The Blues brought several members of their front office to Springfield, including co-owner Stillman. Several former Blues made appearances as well, highlighted by Bobby Plager — an original member of the Blues in 1967.
For some Blues fans around Springfield, the day capped off their experience with the Blues’ championship run.
“I’m not ashamed to say it, I cried pretty hard when they won it,” Ice Bears assistant coach and lifelong Blues fan Brendan McClew said after he took a photo with the Cup. “This has been unreal — I don’t even remember getting my photo taken.”
Law said the day showed how hockey is growing in Springfield. He said the Blues winning the Cup — combined with the Cup coming to Springfield — has helped the sport and the Ice Bears.

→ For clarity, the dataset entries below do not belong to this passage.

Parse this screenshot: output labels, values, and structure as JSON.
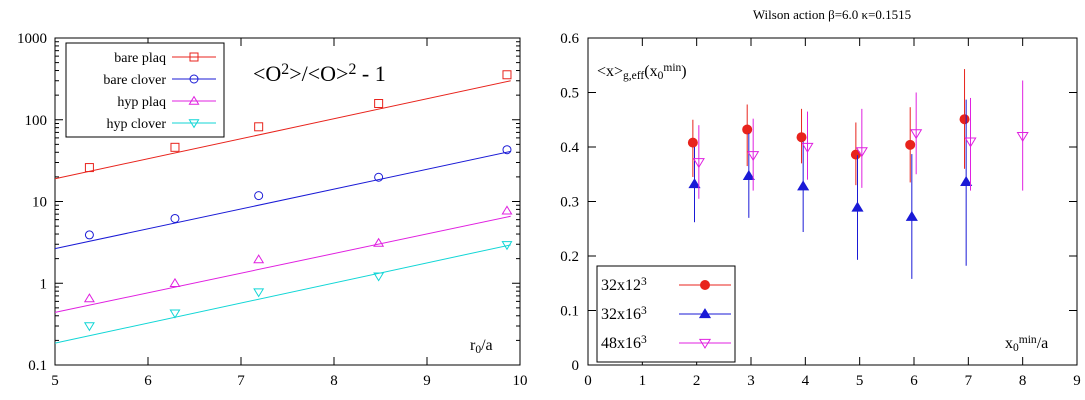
{
  "chart_data": [
    {
      "type": "scatter",
      "title_parts": [
        "<O",
        "2",
        ">/<O>",
        "2",
        " - 1"
      ],
      "xlabel_parts": [
        "r",
        "0",
        "/a"
      ],
      "ylabel": "",
      "xlim": [
        5,
        10
      ],
      "ylim": [
        0.1,
        1000
      ],
      "yscale": "log",
      "grid": false,
      "legend_position": "top-left",
      "xticks": [
        5,
        6,
        7,
        8,
        9,
        10
      ],
      "xtick_labels": [
        "5",
        "6",
        "7",
        "8",
        "9",
        "10"
      ],
      "yticks": [
        0.1,
        1,
        10,
        100,
        1000
      ],
      "ytick_labels": [
        "0.1",
        "1",
        "10",
        "100",
        "1000"
      ],
      "series": [
        {
          "name": "bare plaq",
          "marker": "square",
          "color": "#e8231c",
          "x": [
            5.37,
            6.29,
            7.19,
            8.48,
            9.86
          ],
          "y": [
            26,
            46,
            82,
            158,
            355
          ],
          "fit": {
            "x": [
              5,
              9.9
            ],
            "y": [
              19,
              300
            ]
          }
        },
        {
          "name": "bare clover",
          "marker": "circle",
          "color": "#1a1ad6",
          "x": [
            5.37,
            6.29,
            7.19,
            8.48,
            9.86
          ],
          "y": [
            3.9,
            6.2,
            11.8,
            19.8,
            43
          ],
          "fit": {
            "x": [
              5,
              9.9
            ],
            "y": [
              2.65,
              41
            ]
          }
        },
        {
          "name": "hyp plaq",
          "marker": "triangle-up",
          "color": "#e020e0",
          "x": [
            5.37,
            6.29,
            7.19,
            8.48,
            9.86
          ],
          "y": [
            0.65,
            1.0,
            1.95,
            3.1,
            7.7
          ],
          "fit": {
            "x": [
              5,
              9.9
            ],
            "y": [
              0.44,
              6.6
            ]
          }
        },
        {
          "name": "hyp clover",
          "marker": "triangle-down",
          "color": "#11d6d6",
          "x": [
            5.37,
            6.29,
            7.19,
            8.48,
            9.86
          ],
          "y": [
            0.3,
            0.43,
            0.78,
            1.22,
            2.95
          ],
          "fit": {
            "x": [
              5,
              9.9
            ],
            "y": [
              0.185,
              2.95
            ]
          }
        }
      ]
    },
    {
      "type": "scatter",
      "title": "Wilson action β=6.0 κ=0.1515",
      "ylabel_parts": [
        "<x>",
        "g,eff",
        "(x",
        "0",
        "min",
        ")"
      ],
      "xlabel_parts": [
        "x",
        "0",
        "min",
        "/a"
      ],
      "xlim": [
        0,
        9
      ],
      "ylim": [
        0,
        0.6
      ],
      "grid": false,
      "legend_position": "bottom-left",
      "xticks": [
        0,
        1,
        2,
        3,
        4,
        5,
        6,
        7,
        8,
        9
      ],
      "xtick_labels": [
        "0",
        "1",
        "2",
        "3",
        "4",
        "5",
        "6",
        "7",
        "8",
        "9"
      ],
      "yticks": [
        0,
        0.1,
        0.2,
        0.3,
        0.4,
        0.5,
        0.6
      ],
      "ytick_labels": [
        "0",
        "0.1",
        "0.2",
        "0.3",
        "0.4",
        "0.5",
        "0.6"
      ],
      "series": [
        {
          "name_parts": [
            "32x12",
            "3"
          ],
          "marker": "filled-circle",
          "color": "#e8231c",
          "x": [
            1.93,
            2.93,
            3.93,
            4.93,
            5.93,
            6.93
          ],
          "y": [
            0.408,
            0.432,
            0.418,
            0.386,
            0.404,
            0.451
          ],
          "yerr_low": [
            0.345,
            0.365,
            0.37,
            0.33,
            0.335,
            0.36
          ],
          "yerr_high": [
            0.45,
            0.478,
            0.47,
            0.445,
            0.473,
            0.543
          ]
        },
        {
          "name_parts": [
            "32x16",
            "3"
          ],
          "marker": "filled-triangle-up",
          "color": "#1a1ad6",
          "x": [
            1.96,
            2.96,
            3.96,
            4.96,
            5.96,
            6.96
          ],
          "y": [
            0.332,
            0.347,
            0.328,
            0.289,
            0.272,
            0.336
          ],
          "yerr_low": [
            0.262,
            0.27,
            0.244,
            0.193,
            0.158,
            0.182
          ],
          "yerr_high": [
            0.4,
            0.425,
            0.41,
            0.385,
            0.387,
            0.487
          ]
        },
        {
          "name_parts": [
            "48x16",
            "3"
          ],
          "marker": "triangle-down",
          "color": "#e020e0",
          "x": [
            2.04,
            3.04,
            4.04,
            5.04,
            6.04,
            7.04,
            8.0
          ],
          "y": [
            0.372,
            0.385,
            0.4,
            0.392,
            0.425,
            0.41,
            0.42
          ],
          "yerr_low": [
            0.305,
            0.32,
            0.34,
            0.325,
            0.35,
            0.32,
            0.32
          ],
          "yerr_high": [
            0.44,
            0.452,
            0.465,
            0.47,
            0.5,
            0.49,
            0.522
          ]
        }
      ]
    }
  ]
}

“Our first weekend for the team was sold out,” Law said. “I think there is a lot more hockey fans in Springfield now. I’ve met people who didn’t even know there was a rink in Springfield.”
Springfield may have to wait awhile before the next time the Cup makes another visit, but Melton said he was glad to be here when it did.
“I’m hoping this is more than a once-in-a-lifetime event,” Melton said. “I am so thrilled that this happened in my lifetime and I got to experience it.”